La Lega Araba e un’istituzione prestigiosa come
la moschea cairota di Al-Azhar hanno decisamente condannato l’attacco
terroristico di Parigi, indicando il limite invalicabile calpestato dai
guerriglieri del terrore. Ma il comune sentire nel mondo musulmano è variabile
e variegato. Nei luoghi dove la guerra e la morte sono diventati, purtroppo,
ordinaria quotidianità poco ci si sofferma sulla tragedia tutta francese e
giornalistica. Ovviamente i capi di stato, ad esempio pakistano e afghano, nel
proprio ruolo e nel rapporto diplomatico con l’Occidente hanno fortemente
stigmatizzato la sanguinosa strage mentre i media locali riportavano più note
di cronache che commenti. Secondo il quotidiano beirutino L’Orient le jour in certi campi palestinesi come Aïn el-Héloié,
dove agiscono gruppuscoli radicali, le raffiche omicide nella redazione di Charlie Hebdo sono state accolte con
assenso e gioia. Posizioni comunque non fatte proprie da altre componenti
palestinesi, rifugiati e non, sul territorio libanese e dalla locale comunità
sunnita che ha biasimato l’azione definita un atto di barbarie, pur esprimendo
riserve sull’attacco alla libertà di stampa.

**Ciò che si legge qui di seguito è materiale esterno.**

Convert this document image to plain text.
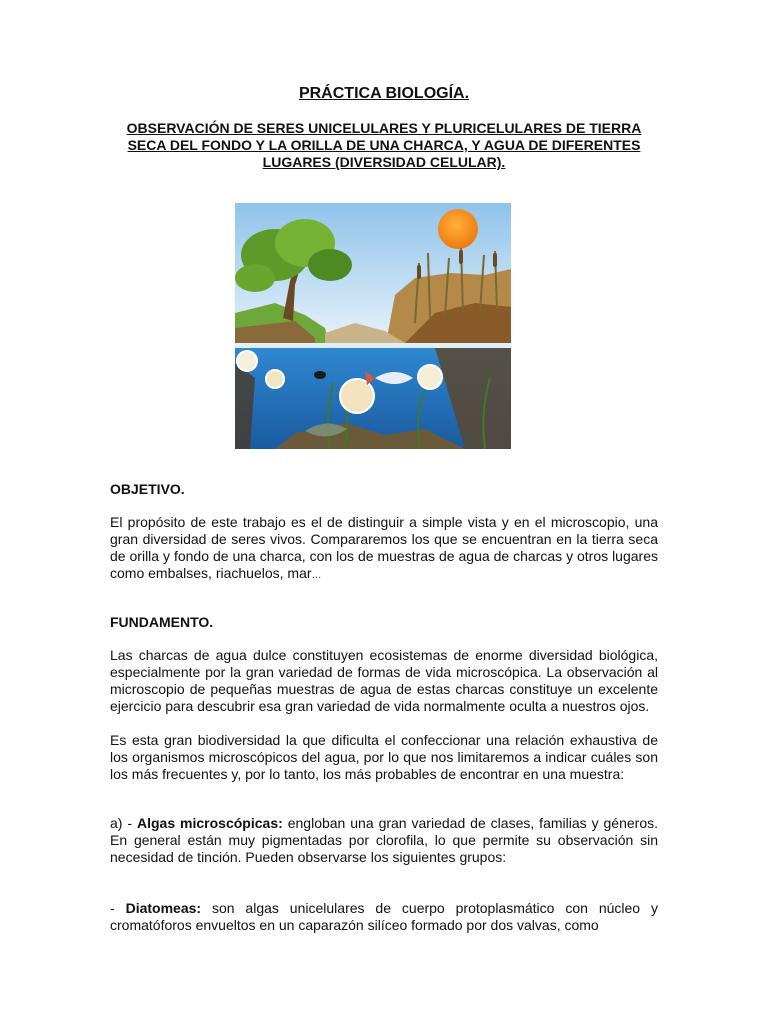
PRÁCTICA BIOLOGÍA.
OBSERVACIÓN DE SERES UNICELULARES Y PLURICELULARES DE TIERRA SECA DEL FONDO Y LA ORILLA DE UNA CHARCA, Y AGUA DE DIFERENTES LUGARES (DIVERSIDAD CELULAR).
OBJETIVO.
El propósito de este trabajo es el de distinguir a simple vista y en el microscopio, una gran diversidad de seres vivos. Compararemos los que se encuentran en la tierra seca de orilla y fondo de una charca, con los de muestras de agua de charcas y otros lugares como embalses, riachuelos, mar…
FUNDAMENTO.
Las charcas de agua dulce constituyen ecosistemas de enorme diversidad biológica, especialmente por la gran variedad de formas de vida microscópica. La observación al microscopio de pequeñas muestras de agua de estas charcas constituye un excelente ejercicio para descubrir esa gran variedad de vida normalmente oculta a nuestros ojos.
Es esta gran biodiversidad la que dificulta el confeccionar una relación exhaustiva de los organismos microscópicos del agua, por lo que nos limitaremos a indicar cuáles son los más frecuentes y, por lo tanto, los más probables de encontrar en una muestra:
a) - Algas microscópicas: engloban una gran variedad de clases, familias y géneros. En general están muy pigmentadas por clorofila, lo que permite su observación sin necesidad de tinción. Pueden observarse los siguientes grupos:
- Diatomeas: son algas unicelulares de cuerpo protoplasmático con núcleo y cromatóforos envueltos en un caparazón silíceo formado por dos valvas, como
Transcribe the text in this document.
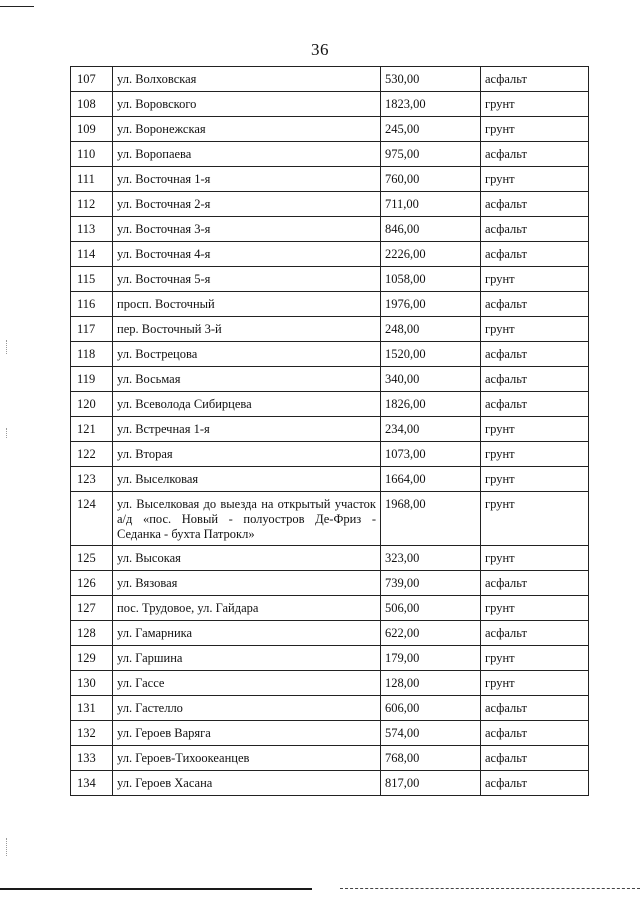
36
107	ул. Волховская	530,00	асфальт
108	ул. Воровского	1823,00	грунт
109	ул. Воронежская	245,00	грунт
110	ул. Воропаева	975,00	асфальт
111	ул. Восточная 1-я	760,00	грунт
112	ул. Восточная 2-я	711,00	асфальт
113	ул. Восточная 3-я	846,00	асфальт
114	ул. Восточная 4-я	2226,00	асфальт
115	ул. Восточная 5-я	1058,00	грунт
116	просп. Восточный	1976,00	асфальт
117	пер. Восточный 3-й	248,00	грунт
118	ул. Вострецова	1520,00	асфальт
119	ул. Восьмая	340,00	асфальт
120	ул. Всеволода Сибирцева	1826,00	асфальт
121	ул. Встречная 1-я	234,00	грунт
122	ул. Вторая	1073,00	грунт
123	ул. Выселковая	1664,00	грунт
124	ул. Выселковая до выезда на открытый участок а/д «пос. Новый - полуостров Де-Фриз - Седанка - бухта Патрокл»	1968,00	грунт
125	ул. Высокая	323,00	грунт
126	ул. Вязовая	739,00	асфальт
127	пос. Трудовое, ул. Гайдара	506,00	грунт
128	ул. Гамарника	622,00	асфальт
129	ул. Гаршина	179,00	грунт
130	ул. Гассе	128,00	грунт
131	ул. Гастелло	606,00	асфальт
132	ул. Героев Варяга	574,00	асфальт
133	ул. Героев-Тихоокеанцев	768,00	асфальт
134	ул. Героев Хасана	817,00	асфальт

A Beirut e dintorni non hanno dimenticato il
numero del febbraio 2006 del settimanale satirico parigino con talune caricature
di Maometto considerate blasfeme. Più d’un chierico sunnita ha risposto con
queste parole: “finché molti Stati respingeranno
l’Islam moderato, dovranno fare i conti con fenomeni simili al Daesh”. “Occorre
aiutare l’Islam moderato a non perdere definitivamente la battaglia contro
l’estremismo”. Lo sheikh della moschea di Minié Saleh Hamad ha ricordato il
rispetto per tutte le religioni, iniziando proprio dalle monoteiste cristiana
ed ebraica: “Non possiamo imporre il
nostro Islam a società non musulmane”. Sul quotidiano on line Ikhwanweb la Brotherhood egiziana
pronuncia per bocca d’un suo esponente all’estero Azzam Tamimi, una condanna
incondizionata dell’assalto parigino. “Nessuno
dovrebbe accusare la comunità musulmana d’aver commesso questo crimine. La
vicenda dovrebbe essere lasciata agli investigatori, Il vero Islam non incoraggia la violenza”. Chi getta benzina sul
fuoco è, invece, il direttore del quotidiano qatarino Al-Arab newspaper, dallo stile decisamente meno sobrio di Al-Jazeera.
Mister Abdullah Al-Athba twitta che non occorre
scusarsi per un crimine che non si è commesso e insinua che “la Francia sta cercando una scusa per
intervenire in Libia” a suo dire la lotta al terrorismo coprirebbe un intento
d’invasione come in Mali. Per riequilibrare tali affermazioni Al Athba afferma
d’essere comunque “contro l’uccisione dei
miei amici giornalisti” ma la buriana scoppia e diversi lettori chiedono al
direttore di risparmiargli le sue analisi. Secondo l’editorialista e analista
egiziano Abdel Aziz per prima cosa “i
giornalisti dovrebbero condannare ogni attacco al giornalismo e ai giornalisti
da qualsiasi parte provenga”. Pur non dichiarandosi fan del settimanale
satirico francese il vignettista musulmano Khalid Albaih, noto per i suoi schizzi
sulla Primavera araba, si dichiara propenso alla libertà di pensiero e penna d’ogni
collega. Un altro noto vignettista, Makhlouf, si ritrae armato di matita
davanti a un jihadista alieno che gli punta l’arma, e nella sua pagina facebook
commenta: “Non abbiamo bisogno di altre
morti per sapere che sei un codardo. Dopo l’uccisione di Naji Al-Ali (vignettista
palestinese assassinato nel 1987) abbiamo
imparato che la nostra arma è più forte della tua”.